Three Party Cooperation Agreement



Party A: GloablKey SharedMall Limited
  Director: Xue Yongke
Party B: Fan Zhang
  ID number:
  Telephone number:
Party C: 

Caixia Wang

  ID number:

Given that cross-border e-commerce meets the demand of the international market with its characteristics of small transactions, low cost, low risk, agility and flexibility, The strategic goal for 4.0 version of Chain Cloud Mall is to serve for cross-border e-commerce business. To rapidly implement cross-border e-commerce business, Party A, Party B and Party C agree to increase capital of Party A's wholly-owned subsidiary QR (HK) Limited and cooperatively operate business including cross-border electronic export platform, online games, network (WeChat) promotion system construction, etc. The three parties shall abide by the following agreement:

Article 1 Cooperation Content

Construction and operation of cross-border e-commerce (export) platform. Development and operation of online games (including in-game advertising in Chain Cloud Mall). Network promotion (including WeChat and domestic and foreign channels) system construction.

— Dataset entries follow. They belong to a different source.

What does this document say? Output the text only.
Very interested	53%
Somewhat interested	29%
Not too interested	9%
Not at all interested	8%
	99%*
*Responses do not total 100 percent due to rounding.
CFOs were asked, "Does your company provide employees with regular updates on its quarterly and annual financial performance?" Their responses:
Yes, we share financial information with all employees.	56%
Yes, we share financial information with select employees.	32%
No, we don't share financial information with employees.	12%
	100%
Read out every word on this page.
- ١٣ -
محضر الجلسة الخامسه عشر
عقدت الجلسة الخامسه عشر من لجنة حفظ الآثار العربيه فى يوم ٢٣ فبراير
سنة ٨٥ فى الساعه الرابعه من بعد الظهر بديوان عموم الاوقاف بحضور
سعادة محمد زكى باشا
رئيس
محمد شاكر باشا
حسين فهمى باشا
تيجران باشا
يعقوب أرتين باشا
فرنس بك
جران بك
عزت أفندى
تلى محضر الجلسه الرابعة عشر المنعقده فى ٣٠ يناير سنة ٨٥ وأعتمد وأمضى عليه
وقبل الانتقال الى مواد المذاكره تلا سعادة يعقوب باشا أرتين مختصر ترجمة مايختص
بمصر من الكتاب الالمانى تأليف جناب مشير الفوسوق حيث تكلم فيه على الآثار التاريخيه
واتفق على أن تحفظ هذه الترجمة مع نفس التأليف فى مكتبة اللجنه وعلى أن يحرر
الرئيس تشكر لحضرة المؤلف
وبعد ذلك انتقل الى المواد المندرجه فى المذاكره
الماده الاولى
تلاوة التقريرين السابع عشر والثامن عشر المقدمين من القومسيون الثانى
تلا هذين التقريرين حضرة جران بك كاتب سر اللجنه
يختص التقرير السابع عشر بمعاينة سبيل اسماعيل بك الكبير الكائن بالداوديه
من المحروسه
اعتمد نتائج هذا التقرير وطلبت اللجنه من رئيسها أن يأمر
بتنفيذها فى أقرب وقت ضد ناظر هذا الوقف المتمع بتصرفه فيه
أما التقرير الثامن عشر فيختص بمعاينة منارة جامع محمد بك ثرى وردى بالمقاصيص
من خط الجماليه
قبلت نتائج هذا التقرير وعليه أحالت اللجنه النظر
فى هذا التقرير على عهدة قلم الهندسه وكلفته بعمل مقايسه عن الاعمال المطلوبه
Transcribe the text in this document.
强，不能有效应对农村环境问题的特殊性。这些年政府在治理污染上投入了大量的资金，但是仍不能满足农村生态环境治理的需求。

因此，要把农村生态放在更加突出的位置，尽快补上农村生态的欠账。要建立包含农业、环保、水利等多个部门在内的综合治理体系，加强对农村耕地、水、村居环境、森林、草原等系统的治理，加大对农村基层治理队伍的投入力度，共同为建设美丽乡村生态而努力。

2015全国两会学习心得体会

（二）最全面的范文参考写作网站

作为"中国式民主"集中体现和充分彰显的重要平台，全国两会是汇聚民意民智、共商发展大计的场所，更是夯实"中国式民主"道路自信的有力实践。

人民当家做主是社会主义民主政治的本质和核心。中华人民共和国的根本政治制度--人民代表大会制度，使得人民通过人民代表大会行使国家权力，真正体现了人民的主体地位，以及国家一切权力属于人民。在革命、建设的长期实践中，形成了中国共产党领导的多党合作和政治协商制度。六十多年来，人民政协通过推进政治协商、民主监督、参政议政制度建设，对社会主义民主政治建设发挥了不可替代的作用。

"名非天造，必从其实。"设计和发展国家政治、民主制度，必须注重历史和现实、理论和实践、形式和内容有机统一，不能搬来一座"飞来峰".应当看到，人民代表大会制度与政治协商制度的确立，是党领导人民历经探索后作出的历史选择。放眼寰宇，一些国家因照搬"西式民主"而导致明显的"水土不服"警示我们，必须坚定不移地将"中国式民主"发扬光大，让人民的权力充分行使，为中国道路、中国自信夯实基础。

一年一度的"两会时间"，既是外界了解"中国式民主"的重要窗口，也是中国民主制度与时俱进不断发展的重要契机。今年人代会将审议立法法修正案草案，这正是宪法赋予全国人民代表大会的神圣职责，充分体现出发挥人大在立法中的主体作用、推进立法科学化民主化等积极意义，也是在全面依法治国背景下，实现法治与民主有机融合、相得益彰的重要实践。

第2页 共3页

Article 2 Term of Cooperation

1. The Agreement shall remain valid from the date of execution for an indefinite time.

2. In case of force majeure, the cooperation shall be terminated after negotiation by parties.



Article 3 The total amount and methods of capital contribution

1. Total investment of the three parties to QR (HK) Limited is RMB 1 million, among which Party A contributes RMB 510,000 in cash, Party B contributes RMB 300,000 in cash, Party C contributes RMB 190,000 in cash.

2. Special note: Party A, Party B and Party C fully understand the current conditions and agree that Party A will advance RMB 300,000 for Party B in the form of loan, and Party B shall issue the receipt for a loan. The repayment shall be deducted from the dividends to Party B if the cooperation goes smoothly. If this Agreement is terminated by three parties, Party B shall reimburse Party A for its advance payment of RMB 300,000 within two years after the termination of the cooperation.

3. QR(HK)Limited’s total amount of shares is changed from 10,000 to 50,000, among which Party A owns 51%, Party B owns 30% and Party C owns 19%.

Article 4 Profit distribution and debt assumption

1. The profit referred to in this Agreement is the distributable net profit that income from matters of cooperation minus operating costs, salaries, rents, taxes, etc. The specific amount of profit shall be subject to financial accounting and shall comply with the provisions of the Company Law and Accounting Law.

2. Proportion of profit distribution: Three parties shall distribute the profits of cooperation matters in accordance with the ratio of 51% for Party A, 30% for Party B and 19% for Party C.

3. The profits of Party A, Party B and Party C shall be settled periodically on an one year (365 days) period and the settlement date shall be April 30th of the following year.

4. Debt assumption: The debts shall be borne by parties in proportion of the capital contribution of each party and shall be subject to limited liabilities.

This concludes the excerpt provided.